Issue 17.3 (Winter 2021)
Contributor Biographies
Susan E. Cook is an Associate Professor of English at Southern New Hampshire University, where she also directs the campus General Education program. She has published articles and book chapters on nineteenth-century visual culture and narrative, true crime, geography, kink, and pedagogy. Her book, Victorian Negatives: Literary Culture and the Dark Side of Photography in the Nineteenth Century, was published by SUNY Press in 2019.
Porscha Fermanis is Professor of Romantic Literature at University College Dublin. Her latest books are Early Public Libraries and Colonial Citizenship in the British Southern Hemisphere (with Lara Atkin et al., 2019) and Worlding the South: Nineteenth-Century Literary Culture and the Southern Settler Colonies (ed. with Sarah Comyn, 2021). A monograph, Romantic Pasts: History, Fiction, and Feeling in Britain, 1790-1850, is forthcoming in 2021/22. Prof. Fermanis is currently the Principal Investigator of the European Research Council project ‘SouthHem’ and is working on a book entitled Southern Settler Fiction and the Transcolonial Imaginary, 1820-1890.
Roland Paul is a Professor Emeritus of English Literatures at the Department of Languages and Literatures, University of Gothenburg, Sweden. His main field of research is British working-class literature. He has previously co-edited a collection of critical perspectives on Pat Barker. Paul's most recent articles are on Buchi Emecheta, Agnes Owens, Tillie Olsen, Lee Hall, Victor Serge and Sylvia Townsend Warner.

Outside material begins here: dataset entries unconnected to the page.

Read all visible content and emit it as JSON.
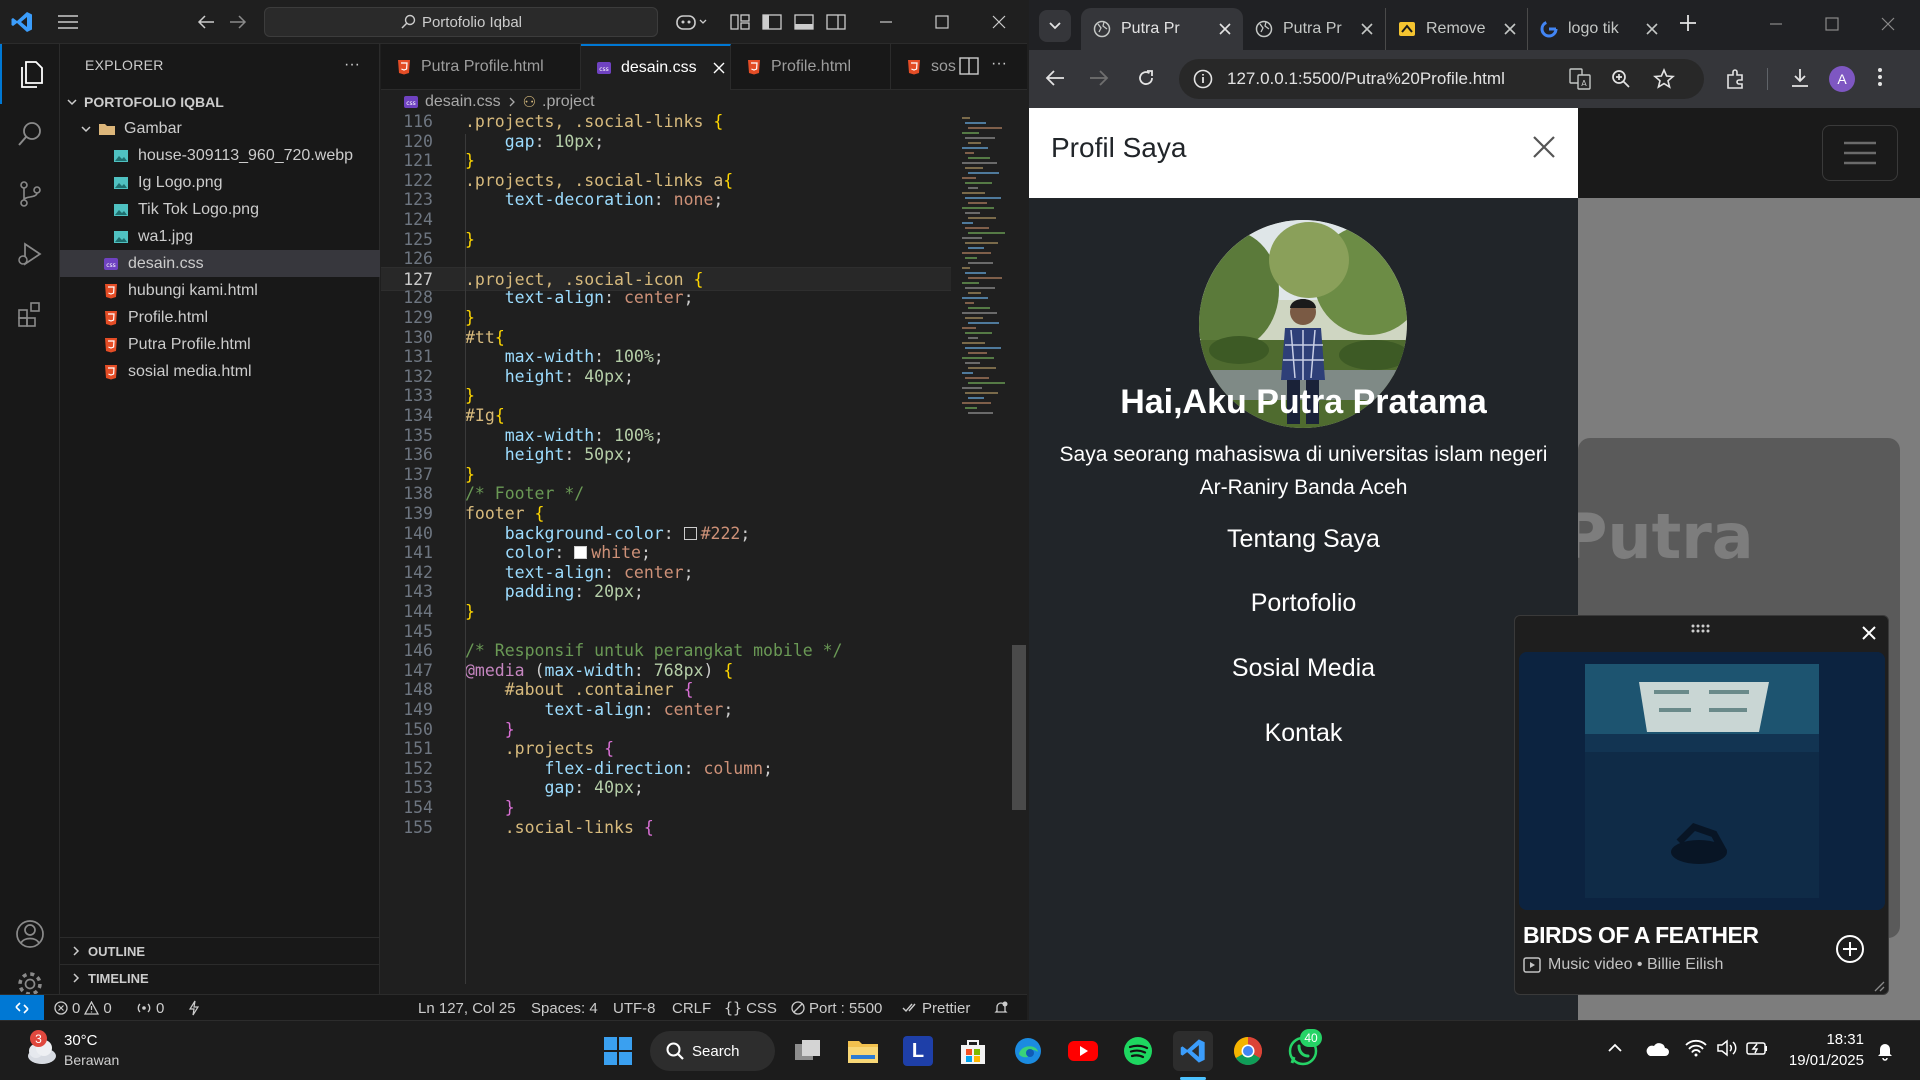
{
  "vscode": {
    "search": "Portofolio Iqbal",
    "explorer_title": "EXPLORER",
    "root_folder": "PORTOFOLIO IQBAL",
    "folder": "Gambar",
    "images": [
      "house-309113_960_720.webp",
      "Ig Logo.png",
      "Tik Tok Logo.png",
      "wa1.jpg"
    ],
    "files": [
      "desain.css",
      "hubungi kami.html",
      "Profile.html",
      "Putra Profile.html",
      "sosial media.html"
    ],
    "outline": "OUTLINE",
    "timeline": "TIMELINE",
    "tabs": [
      "Putra Profile.html",
      "desain.css",
      "Profile.html",
      "sos"
    ],
    "breadcrumb": {
      "file": "desain.css",
      "symbol": ".project"
    },
    "code_lines": [
      {
        "n": "116",
        "t": ".projects, .social-links {"
      },
      {
        "n": "120",
        "t": "    gap: 10px;"
      },
      {
        "n": "121",
        "t": "}"
      },
      {
        "n": "122",
        "t": ".projects, .social-links a{"
      },
      {
        "n": "123",
        "t": "    text-decoration: none;"
      },
      {
        "n": "124",
        "t": ""
      },
      {
        "n": "125",
        "t": "}"
      },
      {
        "n": "126",
        "t": ""
      },
      {
        "n": "127",
        "t": ".project, .social-icon {"
      },
      {
        "n": "128",
        "t": "    text-align: center;"
      },
      {
        "n": "129",
        "t": "}"
      },
      {
        "n": "130",
        "t": "#tt{"
      },
      {
        "n": "131",
        "t": "    max-width: 100%;"
      },
      {
        "n": "132",
        "t": "    height: 40px;"
      },
      {
        "n": "133",
        "t": "}"
      },
      {
        "n": "134",
        "t": "#Ig{"
      },
      {
        "n": "135",
        "t": "    max-width: 100%;"
      },
      {
        "n": "136",
        "t": "    height: 50px;"
      },
      {
        "n": "137",
        "t": "}"
      },
      {
        "n": "138",
        "t": "/* Footer */"
      },
      {
        "n": "139",
        "t": "footer {"
      },
      {
        "n": "140",
        "t": "    background-color: #222;"
      },
      {
        "n": "141",
        "t": "    color: white;"
      },
      {
        "n": "142",
        "t": "    text-align: center;"
      },
      {
        "n": "143",
        "t": "    padding: 20px;"
      },
      {
        "n": "144",
        "t": "}"
      },
      {
        "n": "145",
        "t": ""
      },
      {
        "n": "146",
        "t": "/* Responsif untuk perangkat mobile */"
      },
      {
        "n": "147",
        "t": "@media (max-width: 768px) {"
      },
      {
        "n": "148",
        "t": "    #about .container {"
      },
      {
        "n": "149",
        "t": "        text-align: center;"
      },
      {
        "n": "150",
        "t": "    }"
      },
      {
        "n": "151",
        "t": "    .projects {"
      },
      {
        "n": "152",
        "t": "        flex-direction: column;"
      },
      {
        "n": "153",
        "t": "        gap: 40px;"
      },
      {
        "n": "154",
        "t": "    }"
      },
      {
        "n": "155",
        "t": "    .social-links {"
      }
    ],
    "status": {
      "errors": "0",
      "warnings": "0",
      "ports": "0",
      "position": "Ln 127, Col 25",
      "spaces": "Spaces: 4",
      "encoding": "UTF-8",
      "eol": "CRLF",
      "language": "CSS",
      "port": "Port : 5500",
      "formatter": "Prettier"
    },
    "accent": "#0078d4"
  },
  "chrome": {
    "tabs": [
      "Putra Pr",
      "Putra Pr",
      "Remove",
      "logo tik"
    ],
    "url": "127.0.0.1:5500/Putra%20Profile.html",
    "profile_initial": "A",
    "page": {
      "panel_title": "Profil Saya",
      "heading": "Hai,Aku Putra Pratama",
      "bio": "Saya seorang mahasiswa di universitas islam negeri Ar-Raniry Banda Aceh",
      "nav": [
        "Tentang Saya",
        "Portofolio",
        "Sosial Media",
        "Kontak"
      ],
      "background_text": "Putra"
    },
    "miniplayer": {
      "title": "BIRDS OF A FEATHER",
      "subtitle": "Music video • Billie Eilish"
    }
  },
  "taskbar": {
    "weather_temp": "30°C",
    "weather_desc": "Berawan",
    "weather_badge": "3",
    "search": "Search",
    "whatsapp_badge": "40",
    "time": "18:31",
    "date": "19/01/2025"
  }
}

Amy Vander Heiden holds a master’s degree in English literature from the University of St. Thomas in St. Paul, where she focused on theories of the body and women’s writing from the long nineteenth century. Her current research focuses on nonsense in Jane Austen’s juvenilia. She teaches high school English in Minnesota.
Tamara S. Wagner is Associate Professor at Nanyang Technological University, Singapore. Her books include The Victorian Baby in Print: Infancy, Infant Care, and Nineteenth-Century Popular Culture (2020), Victorian Narratives of Failed Emigration: Settlers, Returnees, and Nineteenth-Century Literature in English (2016), Financial Speculation in Victorian Fiction (2010), and Longing: Narratives of Nostalgia in the British Novel, 1740-1890 (2004). She has also edited collections on Domestic Fiction in Colonial Australia and New Zealand (2014), Victorian Settler Narratives (2011), and Antifeminism and the Victorian Novel: Rereading Nineteenth-Century Women Writers (2009).